Man sollte sich nicht täuschen. Auf den ersten Blick erscheint das Programm des Orgel-Symposiums in Dorfen nur etwas für Kenner und Liebhaber zu sein. Das stimmt auch zum Teil. Es gibt von Mittwoch bis Sonntag, 27. bis 31., Mai, musikalische Meisterklassen, die sich vor allem an Studierende richten. Organistinnen und Organisten von internationalem Rang kommen nach Dorfen, um an dem Instrument in der Marktkirche St. Veit zu zeigen, was und wie man auf ihm spielen kann. Zudem gibt es Vorträge mit so kuriosen Titeln wie „Tasti spezzati und Instrumentum perfectum – Instrumente mit zusätzlichen Tasten und ihr Gebrauch“ oder über die „Aufführungsmöglichkeiten von intabulierter Vokal- und Instrumentalmusik“. Alles klar?
Darüber hinaus bietet das Orgel-Symposium jedoch vier exquisite Abendkonzerte, die für jede Musikfreundin und jeden Musikfreund etwas sind, vor allem aber für alle, die Barockmusik lieben. Bei den Konzerten kann man die außergewöhnliche neue Dorfener Orgel und ihren besonderen Klang erleben – gespielt von ausgewiesenen Meistern ihres Fachs.

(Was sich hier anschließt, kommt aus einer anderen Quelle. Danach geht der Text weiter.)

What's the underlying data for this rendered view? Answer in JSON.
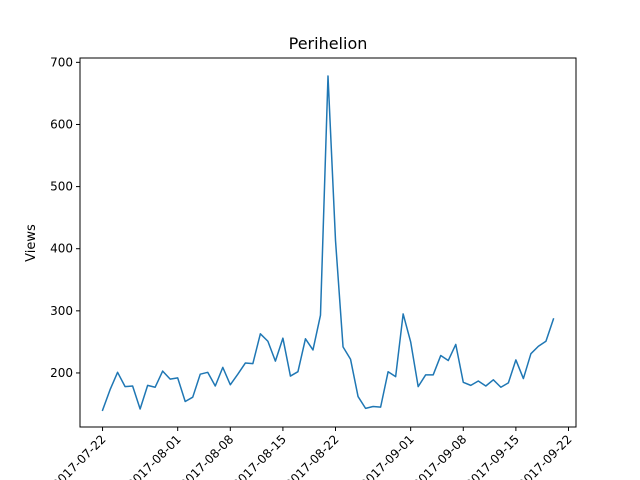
{
  "chart_data": {
    "type": "line",
    "title": "Perihelion",
    "xlabel": "",
    "ylabel": "Views",
    "x_tick_labels": [
      "2017-07-22",
      "2017-08-01",
      "2017-08-08",
      "2017-08-15",
      "2017-08-22",
      "2017-09-01",
      "2017-09-08",
      "2017-09-15",
      "2017-09-22"
    ],
    "y_ticks": [
      200,
      300,
      400,
      500,
      600,
      700
    ],
    "xlim": [
      "2017-07-19",
      "2017-09-23"
    ],
    "ylim": [
      113,
      707
    ],
    "grid": false,
    "series": [
      {
        "color": "#1f77b4",
        "x": [
          "2017-07-22",
          "2017-07-23",
          "2017-07-24",
          "2017-07-25",
          "2017-07-26",
          "2017-07-27",
          "2017-07-28",
          "2017-07-29",
          "2017-07-30",
          "2017-07-31",
          "2017-08-01",
          "2017-08-02",
          "2017-08-03",
          "2017-08-04",
          "2017-08-05",
          "2017-08-06",
          "2017-08-07",
          "2017-08-08",
          "2017-08-09",
          "2017-08-10",
          "2017-08-11",
          "2017-08-12",
          "2017-08-13",
          "2017-08-14",
          "2017-08-15",
          "2017-08-16",
          "2017-08-17",
          "2017-08-18",
          "2017-08-19",
          "2017-08-20",
          "2017-08-21",
          "2017-08-22",
          "2017-08-23",
          "2017-08-24",
          "2017-08-25",
          "2017-08-26",
          "2017-08-27",
          "2017-08-28",
          "2017-08-29",
          "2017-08-30",
          "2017-08-31",
          "2017-09-01",
          "2017-09-02",
          "2017-09-03",
          "2017-09-04",
          "2017-09-05",
          "2017-09-06",
          "2017-09-07",
          "2017-09-08",
          "2017-09-09",
          "2017-09-10",
          "2017-09-11",
          "2017-09-12",
          "2017-09-13",
          "2017-09-14",
          "2017-09-15",
          "2017-09-16",
          "2017-09-17",
          "2017-09-18",
          "2017-09-19",
          "2017-09-20"
        ],
        "y": [
          140,
          173,
          201,
          178,
          179,
          142,
          180,
          177,
          203,
          190,
          192,
          154,
          161,
          198,
          201,
          179,
          209,
          181,
          198,
          216,
          215,
          263,
          251,
          219,
          256,
          195,
          202,
          255,
          237,
          293,
          678,
          413,
          242,
          222,
          162,
          143,
          146,
          145,
          202,
          194,
          295,
          250,
          178,
          197,
          197,
          228,
          220,
          246,
          185,
          180,
          187,
          179,
          189,
          177,
          184,
          221,
          191,
          231,
          243,
          251,
          287
        ]
      }
    ]
  }
}
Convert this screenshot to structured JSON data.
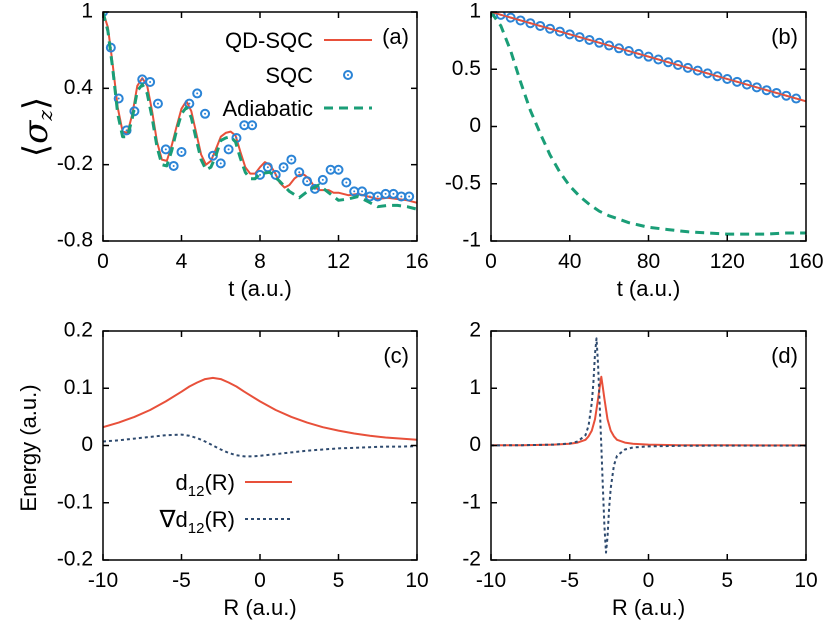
{
  "colors": {
    "qd_sqc": "#e8503a",
    "sqc": "#2b84d6",
    "adiabatic": "#1a9e77",
    "d12": "#e8503a",
    "grad_d12": "#2e4a6e",
    "axis": "#000000"
  },
  "chart_data": [
    {
      "id": "a",
      "type": "line",
      "label": "(a)",
      "ylabel": "⟨σz⟩",
      "xlabel": "t (a.u.)",
      "xlim": [
        0,
        16
      ],
      "ylim": [
        -0.8,
        1
      ],
      "xticks": [
        0,
        4,
        8,
        12,
        16
      ],
      "yticks": [
        1,
        0.4,
        -0.2,
        -0.8
      ],
      "xtick_labels": [
        "0",
        "4",
        "8",
        "12",
        "16"
      ],
      "ytick_labels": [
        "1",
        "0.4",
        "-0.2",
        "-0.8"
      ],
      "legend": {
        "position": "top-right",
        "entries": [
          {
            "name": "QD-SQC",
            "style": "solid-line"
          },
          {
            "name": "SQC",
            "style": "circle-marker"
          },
          {
            "name": "Adiabatic",
            "style": "dashed-line"
          }
        ]
      },
      "series": [
        {
          "name": "QD-SQC",
          "style": "solid",
          "x": [
            0,
            0.25,
            0.5,
            0.75,
            1.0,
            1.25,
            1.5,
            1.75,
            2.0,
            2.25,
            2.5,
            2.75,
            3.0,
            3.25,
            3.5,
            3.75,
            4.0,
            4.25,
            4.5,
            4.75,
            5.0,
            5.25,
            5.5,
            5.75,
            6.0,
            6.25,
            6.5,
            6.75,
            7.0,
            7.25,
            7.5,
            7.75,
            8.0,
            8.25,
            8.5,
            8.75,
            9.0,
            9.25,
            9.5,
            9.75,
            10.0,
            10.25,
            10.5,
            10.75,
            11.0,
            11.25,
            11.5,
            11.75,
            12.0,
            12.5,
            13.0,
            13.5,
            14.0,
            14.5,
            15.0,
            15.5,
            16.0
          ],
          "y": [
            1,
            0.88,
            0.58,
            0.25,
            0.06,
            0.05,
            0.2,
            0.42,
            0.48,
            0.42,
            0.22,
            -0.02,
            -0.16,
            -0.17,
            -0.05,
            0.1,
            0.24,
            0.3,
            0.22,
            0.05,
            -0.12,
            -0.2,
            -0.17,
            -0.08,
            0.02,
            0.05,
            0.06,
            0.03,
            -0.1,
            -0.22,
            -0.27,
            -0.27,
            -0.22,
            -0.18,
            -0.2,
            -0.26,
            -0.34,
            -0.38,
            -0.36,
            -0.31,
            -0.28,
            -0.28,
            -0.31,
            -0.37,
            -0.4,
            -0.4,
            -0.4,
            -0.42,
            -0.42,
            -0.44,
            -0.43,
            -0.45,
            -0.47,
            -0.46,
            -0.47,
            -0.48,
            -0.5
          ]
        },
        {
          "name": "SQC",
          "style": "markers",
          "x": [
            0,
            0.4,
            0.8,
            1.2,
            1.6,
            2.0,
            2.4,
            2.8,
            3.2,
            3.6,
            4.0,
            4.4,
            4.8,
            5.2,
            5.6,
            6.0,
            6.4,
            6.8,
            7.2,
            7.6,
            8.0,
            8.4,
            8.8,
            9.2,
            9.6,
            10.0,
            10.4,
            10.8,
            11.2,
            11.6,
            12.0,
            12.4,
            12.8,
            13.2,
            13.6,
            14.0,
            14.4,
            14.8,
            15.2,
            15.6
          ],
          "y": [
            1,
            0.72,
            0.32,
            0.07,
            0.22,
            0.47,
            0.45,
            0.28,
            -0.08,
            -0.21,
            -0.1,
            0.28,
            0.36,
            0.2,
            -0.13,
            -0.19,
            -0.08,
            0.01,
            0.11,
            0.11,
            -0.28,
            -0.22,
            -0.28,
            -0.22,
            -0.16,
            -0.26,
            -0.33,
            -0.39,
            -0.32,
            -0.24,
            -0.24,
            -0.34,
            -0.41,
            -0.41,
            -0.45,
            -0.45,
            -0.43,
            -0.43,
            -0.45,
            -0.45
          ]
        },
        {
          "name": "Adiabatic",
          "style": "dashed",
          "x": [
            0,
            0.25,
            0.5,
            0.75,
            1.0,
            1.25,
            1.5,
            1.75,
            2.0,
            2.25,
            2.5,
            2.75,
            3.0,
            3.25,
            3.5,
            3.75,
            4.0,
            4.25,
            4.5,
            4.75,
            5.0,
            5.25,
            5.5,
            5.75,
            6.0,
            6.25,
            6.5,
            6.75,
            7.0,
            7.25,
            7.5,
            7.75,
            8.0,
            8.5,
            9.0,
            9.5,
            10.0,
            10.5,
            11.0,
            11.5,
            12.0,
            12.5,
            13.0,
            13.5,
            14.0,
            14.5,
            15.0,
            15.5,
            16.0
          ],
          "y": [
            1,
            0.85,
            0.55,
            0.2,
            0.02,
            0.02,
            0.17,
            0.38,
            0.43,
            0.36,
            0.17,
            -0.06,
            -0.2,
            -0.21,
            -0.09,
            0.07,
            0.2,
            0.25,
            0.17,
            0,
            -0.16,
            -0.24,
            -0.22,
            -0.13,
            -0.01,
            0.01,
            0.02,
            -0.02,
            -0.15,
            -0.26,
            -0.31,
            -0.31,
            -0.27,
            -0.26,
            -0.33,
            -0.41,
            -0.46,
            -0.4,
            -0.36,
            -0.42,
            -0.48,
            -0.47,
            -0.45,
            -0.49,
            -0.53,
            -0.52,
            -0.52,
            -0.53,
            -0.55
          ]
        }
      ]
    },
    {
      "id": "b",
      "type": "line",
      "label": "(b)",
      "xlabel": "t (a.u.)",
      "xlim": [
        0,
        160
      ],
      "ylim": [
        -1,
        1
      ],
      "xticks": [
        0,
        40,
        80,
        120,
        160
      ],
      "yticks": [
        1,
        0.5,
        0,
        -0.5,
        -1
      ],
      "xtick_labels": [
        "0",
        "40",
        "80",
        "120",
        "160"
      ],
      "ytick_labels": [
        "1",
        "0.5",
        "0",
        "-0.5",
        "-1"
      ],
      "series": [
        {
          "name": "QD-SQC",
          "style": "solid",
          "x": [
            0,
            160
          ],
          "y": [
            1,
            0.22
          ]
        },
        {
          "name": "SQC",
          "style": "markers",
          "x": [
            0,
            5,
            10,
            15,
            20,
            25,
            30,
            35,
            40,
            45,
            50,
            55,
            60,
            65,
            70,
            75,
            80,
            85,
            90,
            95,
            100,
            105,
            110,
            115,
            120,
            125,
            130,
            135,
            140,
            145,
            150,
            155
          ],
          "y": [
            1,
            0.975,
            0.951,
            0.926,
            0.902,
            0.878,
            0.854,
            0.829,
            0.805,
            0.781,
            0.756,
            0.731,
            0.707,
            0.683,
            0.659,
            0.634,
            0.61,
            0.585,
            0.561,
            0.537,
            0.512,
            0.488,
            0.464,
            0.439,
            0.415,
            0.39,
            0.366,
            0.342,
            0.317,
            0.293,
            0.269,
            0.244
          ]
        },
        {
          "name": "Adiabatic",
          "style": "dashed",
          "x": [
            0,
            5,
            10,
            15,
            20,
            25,
            30,
            35,
            40,
            45,
            50,
            55,
            60,
            65,
            70,
            75,
            80,
            90,
            100,
            110,
            120,
            130,
            140,
            150,
            160
          ],
          "y": [
            1,
            0.88,
            0.66,
            0.39,
            0.14,
            -0.06,
            -0.25,
            -0.4,
            -0.52,
            -0.61,
            -0.68,
            -0.74,
            -0.78,
            -0.81,
            -0.84,
            -0.86,
            -0.88,
            -0.9,
            -0.92,
            -0.93,
            -0.94,
            -0.94,
            -0.94,
            -0.93,
            -0.93
          ]
        }
      ]
    },
    {
      "id": "c",
      "type": "line",
      "label": "(c)",
      "ylabel": "Energy (a.u.)",
      "xlabel": "R (a.u.)",
      "xlim": [
        -10,
        10
      ],
      "ylim": [
        -0.2,
        0.2
      ],
      "xticks": [
        -10,
        -5,
        0,
        5,
        10
      ],
      "yticks": [
        0.2,
        0.1,
        0,
        -0.1,
        -0.2
      ],
      "xtick_labels": [
        "-10",
        "-5",
        "0",
        "5",
        "10"
      ],
      "ytick_labels": [
        "0.2",
        "0.1",
        "0",
        "-0.1",
        "-0.2"
      ],
      "legend": {
        "position": "bottom-left",
        "entries": [
          {
            "name": "d12(R)",
            "main": "d",
            "sub": "12",
            "rest": "(R)",
            "prefix": "",
            "style": "solid-line"
          },
          {
            "name": "∇d12(R)",
            "main": "d",
            "sub": "12",
            "rest": "(R)",
            "prefix": "∇",
            "style": "dotted-line"
          }
        ]
      },
      "series": [
        {
          "name": "d12(R)",
          "style": "solid",
          "x": [
            -10,
            -9,
            -8,
            -7,
            -6,
            -5,
            -4.5,
            -4,
            -3.5,
            -3,
            -2.5,
            -2,
            -1.5,
            -1,
            0,
            1,
            2,
            3,
            4,
            5,
            6,
            7,
            8,
            9,
            10
          ],
          "y": [
            0.032,
            0.04,
            0.05,
            0.062,
            0.077,
            0.094,
            0.103,
            0.11,
            0.116,
            0.118,
            0.116,
            0.11,
            0.103,
            0.094,
            0.077,
            0.062,
            0.05,
            0.04,
            0.032,
            0.026,
            0.021,
            0.017,
            0.014,
            0.012,
            0.01
          ]
        },
        {
          "name": "∇d12(R)",
          "style": "dotted",
          "x": [
            -10,
            -9,
            -8,
            -7,
            -6,
            -5,
            -4.5,
            -4,
            -3.5,
            -3,
            -2.5,
            -2,
            -1.5,
            -1,
            -0.5,
            0,
            1,
            2,
            3,
            4,
            5,
            6,
            7,
            8,
            9,
            10
          ],
          "y": [
            0.007,
            0.009,
            0.012,
            0.015,
            0.018,
            0.019,
            0.017,
            0.013,
            0.007,
            0.0,
            -0.007,
            -0.013,
            -0.017,
            -0.019,
            -0.019,
            -0.018,
            -0.015,
            -0.012,
            -0.009,
            -0.007,
            -0.005,
            -0.004,
            -0.003,
            -0.002,
            -0.002,
            -0.001
          ]
        }
      ]
    },
    {
      "id": "d",
      "type": "line",
      "label": "(d)",
      "xlabel": "R (a.u.)",
      "xlim": [
        -10,
        10
      ],
      "ylim": [
        -2,
        2
      ],
      "xticks": [
        -10,
        -5,
        0,
        5,
        10
      ],
      "yticks": [
        2,
        1,
        0,
        -1,
        -2
      ],
      "xtick_labels": [
        "-10",
        "-5",
        "0",
        "5",
        "10"
      ],
      "ytick_labels": [
        "2",
        "1",
        "0",
        "-1",
        "-2"
      ],
      "series": [
        {
          "name": "d12(R)",
          "style": "solid",
          "x": [
            -10,
            -8,
            -6,
            -5,
            -4.5,
            -4,
            -3.8,
            -3.6,
            -3.4,
            -3.2,
            -3.1,
            -3.0,
            -2.9,
            -2.8,
            -2.6,
            -2.4,
            -2.2,
            -2,
            -1.5,
            -1,
            0,
            2,
            5,
            10
          ],
          "y": [
            0.003,
            0.006,
            0.015,
            0.03,
            0.05,
            0.1,
            0.16,
            0.26,
            0.46,
            0.82,
            1.02,
            1.2,
            1.02,
            0.82,
            0.46,
            0.26,
            0.16,
            0.1,
            0.05,
            0.03,
            0.015,
            0.006,
            0.003,
            0.001
          ]
        },
        {
          "name": "∇d12(R)",
          "style": "dotted",
          "x": [
            -10,
            -8,
            -6,
            -5,
            -4.5,
            -4,
            -3.8,
            -3.6,
            -3.5,
            -3.4,
            -3.3,
            -3.2,
            -3.1,
            -3.0,
            -2.9,
            -2.8,
            -2.7,
            -2.6,
            -2.5,
            -2.4,
            -2.2,
            -2,
            -1.5,
            -1,
            0,
            2,
            5,
            10
          ],
          "y": [
            0.002,
            0.005,
            0.015,
            0.035,
            0.07,
            0.18,
            0.35,
            0.75,
            1.1,
            1.6,
            1.87,
            1.4,
            0.7,
            0.0,
            -0.7,
            -1.4,
            -1.87,
            -1.6,
            -1.1,
            -0.75,
            -0.35,
            -0.18,
            -0.07,
            -0.035,
            -0.015,
            -0.005,
            -0.002,
            -0.001
          ]
        }
      ]
    }
  ]
}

Der Dorfener Kirchenmusiker Ernst Bartmann hatte 2022 die Idee, in die renovierte Marktkirche ein Instrument nach dem Vorbild einer oberitalienischen Renaissance-Orgel einzubauen. Solch eine spezielle Orgel gab es im gesamten Bereich der Erzdiözese München-Freising bislang nicht, es ist das erste Instrument seiner Art weit und breit. Renaissance-Orgeln sind kleiner als andere Kirchenorgeln, somit aber genau das Richtige für die kleine Marktkirche, die das Zentrum der historischen Dorfener Altstadt markiert. Eine kleinere Orgel passt ohnehin, weil Dorfen oben auf dem Ruprechtsberg in der Pfarrkirche Mariä Himmelfahrt ein großes Instrument hat. Eine italienische Renaissance-Orgel eignet sich zudem in besonderem Maß für kammermusikalische Besetzungen, ob mit Instrumentalisten oder einem Gesangsensemble.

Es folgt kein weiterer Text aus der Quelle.